I am a fourth year PhD student at University of Groningen (The Netherlands) under the supervision of Prof. Jorge A. Pérez and Prof. Gerard Renardel de Lavalette. My research work concerns tools for rigorous software development, in particular techniques for certifying correct and reliable communication-intensive software.
Prior to this, I developed Master thesis on the modular type inference algorithm for ML-like programming languages in Haskell supervised by Prof. Silvia Ghilezan at the Faculty of Technical Sciences (Novi Sad, Serbia).
MSc Applied Mathematics, 2017
Faculty of Technical Sciences, Novi Sad
MPRI Computer Science Master programme (exchange), 2016
Paris Diderot
BSc Computer Graphics, 2015
Faculty of Technical Sciences, Novi Sad
We consider a more general formulation of Bit-vector Finite Automata (BFAs) that we introduced in our iFM'22 paper. The extended formalism accounts for both ‘may call’ and ‘must call’ properties (the latter is new to this paper). In particular, we show how the main ideas of our approach can be accommodated to support ‘must call’ logic. We provide full proofs of correctness for the extended BFAs and the extension of the experimental evaluation.
Static analyses based on typestates are important in certifying correctness of code contracts. Such analyses rely on Deterministic Finite Automata (DFAs) to specify properties of an object. We target the analysis of contracts in low-latency environments, where many useful contracts are impractical to codify as DFAs and/or the size of their associated DFAs leads to sub-par performance. To address this bottleneck, we present a lightweight typestate analyzer, based on an expressive specification language that can succinctly specify code contracts. By implementing it in the static analyzer Infer, we demonstrate considerable performance and usability benefits when compared to existing techniques. A central insight is to rely on a sub-class of DFAs with efficient bit-vector operations.
Session types enable the static verification of message-passing programs. A session type specifies a channel’s protocol as sequences of messages. Prior work established a minimality result: every process typable with standard session types can be compiled down to a process typable using minimal session types: session types without sequencing construct. This result justifies session types in terms of themselves; it holds for a higher-order session 𝜋-calculus, where values are abstractions (functions from names to processes). This paper establishes a minimality result but now for the session 𝜋-calculus, the language in which values are names and for which session types have been more widely studied. This new minimality result for the session 𝜋 -calculus can be obtained by composing existing results. We develop associated optimizations and enhancements of this result, and establish its static and dynamic correctness.

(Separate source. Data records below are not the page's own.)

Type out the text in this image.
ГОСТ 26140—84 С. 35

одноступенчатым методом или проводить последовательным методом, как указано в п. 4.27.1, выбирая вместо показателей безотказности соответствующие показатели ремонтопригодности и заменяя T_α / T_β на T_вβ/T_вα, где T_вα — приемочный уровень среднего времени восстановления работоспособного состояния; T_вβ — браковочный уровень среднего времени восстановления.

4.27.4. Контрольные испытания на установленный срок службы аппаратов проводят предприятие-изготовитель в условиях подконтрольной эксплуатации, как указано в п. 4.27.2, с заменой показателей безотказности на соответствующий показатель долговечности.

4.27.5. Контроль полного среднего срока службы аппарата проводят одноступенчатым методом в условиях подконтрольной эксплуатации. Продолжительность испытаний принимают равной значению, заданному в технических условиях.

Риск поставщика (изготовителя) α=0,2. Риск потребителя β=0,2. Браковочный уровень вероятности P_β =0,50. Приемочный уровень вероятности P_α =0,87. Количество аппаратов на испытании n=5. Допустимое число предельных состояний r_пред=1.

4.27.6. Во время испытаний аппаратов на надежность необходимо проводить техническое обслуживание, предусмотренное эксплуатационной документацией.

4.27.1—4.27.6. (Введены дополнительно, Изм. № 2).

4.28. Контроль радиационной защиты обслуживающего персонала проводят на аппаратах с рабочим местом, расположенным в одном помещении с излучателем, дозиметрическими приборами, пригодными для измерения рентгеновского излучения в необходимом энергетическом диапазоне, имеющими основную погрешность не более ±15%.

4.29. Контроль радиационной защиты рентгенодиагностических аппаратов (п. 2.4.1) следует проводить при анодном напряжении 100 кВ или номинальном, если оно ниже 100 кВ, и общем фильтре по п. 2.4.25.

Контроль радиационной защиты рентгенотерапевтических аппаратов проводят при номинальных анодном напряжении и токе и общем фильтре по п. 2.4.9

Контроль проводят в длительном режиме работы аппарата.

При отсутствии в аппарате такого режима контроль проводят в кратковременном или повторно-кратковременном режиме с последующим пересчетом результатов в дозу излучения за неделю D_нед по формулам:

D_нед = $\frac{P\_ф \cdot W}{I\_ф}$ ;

Session types are a type-based approach to the verification of message-passing programs. They have been much studied as type systems for the pi-calculus and for languages such as Java. A session type specifies what and when should be exchanged through a channel. Central to session-typed languages are constructs in types and processes that specify sequencing in protocols. Here we study minimal session types, session types without sequencing. This is arguably the simplest form of session types. By relying on a core process calculus with sessions and higher-order concurrency (abstraction passing), we prove that every process typable with usual (non minimal) session types can be compiled down into a process typed with minimal session types. This means that having sequencing constructs in both processes and session types is redundant; only sequentiality in processes is indispensable, as it can precisely codify sequentiality in types. Our developments draw inspiration from work by Parrow on behavior-preserving decompositions of untyped processes. By casting Parrow’s results in the realm of typed processes, our results reveal a conceptually simple formulation of session types and a principled avenue to the integration of session types into languages without sequencing in types.
We study a minimal formulation of session types without sequencing. We show how to forgoing sequencing in types, and only with sequencing on the level of processes, we can recover the usual theory of session types. More specifically, we show an encoding of regular session types into minimal session types, grounded in Parrow’s decomposition of a pi-calculus process into a collection of trios. We show that the correctness of the decomposition using a form of a session-typed bisimulation.